While Conn said Clemson has implemented different zone coverages for much of the season, other big gainers for Tech came with the Tigers’ safeties and corners in man coverage. Conn said the key to keeping offenses at bay in those situations isn’t much of a secret.

“We’ve got to do better and win our one-on-one matchups,” he said. “We’re in phase. We’ve just got to make the play on the ball.”

Of course, what’s happening in coverage and what’s happening along the defensive line go hand in hand, too. More pressure up front usually means less time that the secondary has to cover before the quarterback needs to get rid of the ball, but Clemson has just five sacks through three games, which is tied for the fewest in the ACC.

The Tigers have generated 21 quarterback pressures, but finishing the job has been difficult in part because of opposing offenses’ game plans of quickly getting the ball out of the quarterbacks’ hands against Clemson’s formidable defensive front. Even with some of the throws Tech was incorporating, defensive end K.J. Henry said the Bulldogs’ passing concepts were developing quickly.

“They were getting the ball out in like 1.8 seconds,” Henry said. “Aaron Donald is good, but I don’t know if he’s getting there in 1.8 seconds, you know?

“Relentless is the name of the game, and we’re going to keep coming as fast we can for as long as we need to. But they’re getting the ball out quick. We need to hone in on that just as far as how people want to attack us early in the year.”

A more likely contribution to the struggles on the back end early on, at least from Conn’s perspective, is the relative newness the Tigers are playing with at the second and third levels.
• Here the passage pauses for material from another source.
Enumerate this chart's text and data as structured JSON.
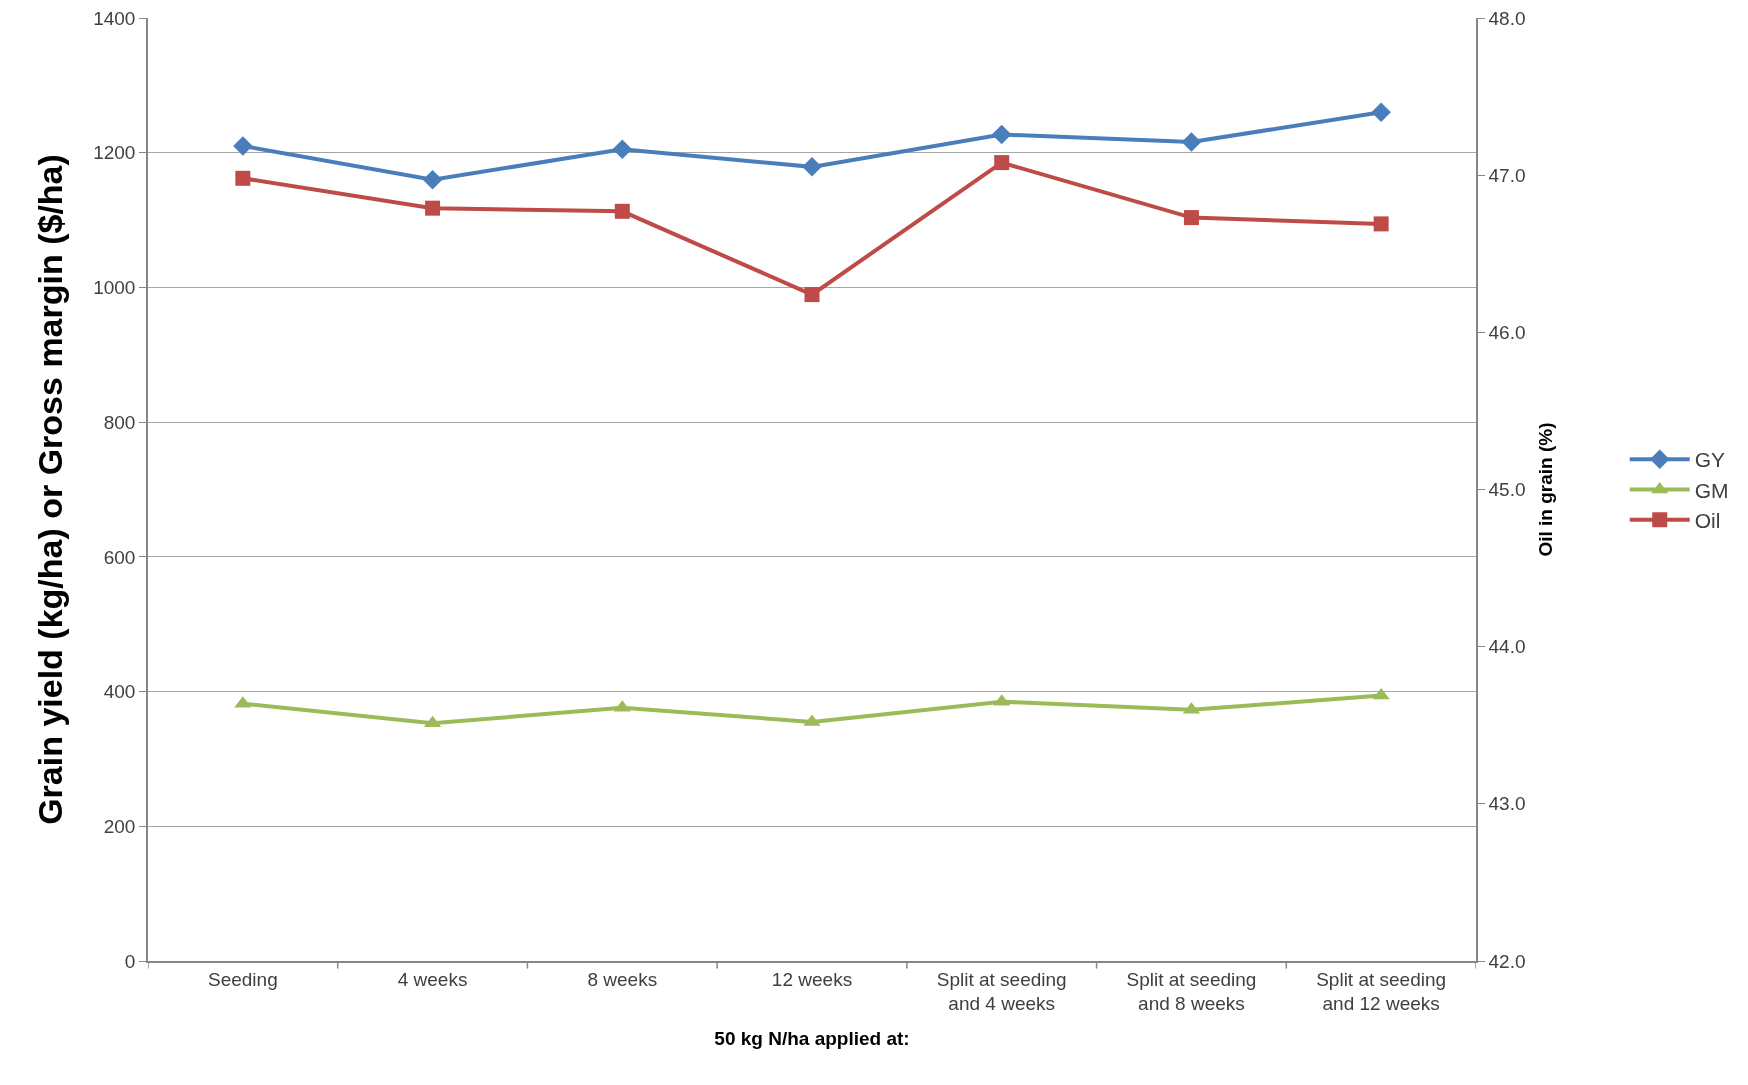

Jeremiah Trotter and Barrett Carter are going through their first season as starters at linebacker with James Skalski and Baylon Spector no longer around. All-conference corners Andrew Booth and Mario Goodrich are now in the NFL, and sixth-year safety Nolan Turner exhausted his eligibility after last season. Every starter in the secondary other than Andrew Mukuba is also going through his first season doing it on a full-time basis.

Mukuba (elbow) was held out of last week’s game with an injury, forcing R.J. Mickens and Tyler Venables to play more snaps at safety. And without Nate Wiggins (hip flexor) and Sheridan Jones, who left the game in the first half with an injury and didn’t return, true freshmen Jeadyn Lukus and Toriano Pride were pressed into their most extended action of the season at corner.

“We’re playing a lot of young guys, a lot of young corners and safeties and inexperienced safeties at that. And they’ve just got to get in the fire and learn,” Conn said. “Hopefully they’ll continue to improve and get better at that.”

Conn said he expects as much over the course of the season, though the task won’t get any easier this week with Clemson set to get its stiffest test so far with a trip to No. 21 Wake Forest looming Saturday. The Demon Deacons, with quarterback Sam Hartman back in the fold, are throwing for more than 306 yards per game, good for 22nd nationally.

“We’re excited for the challenge,” Conn said.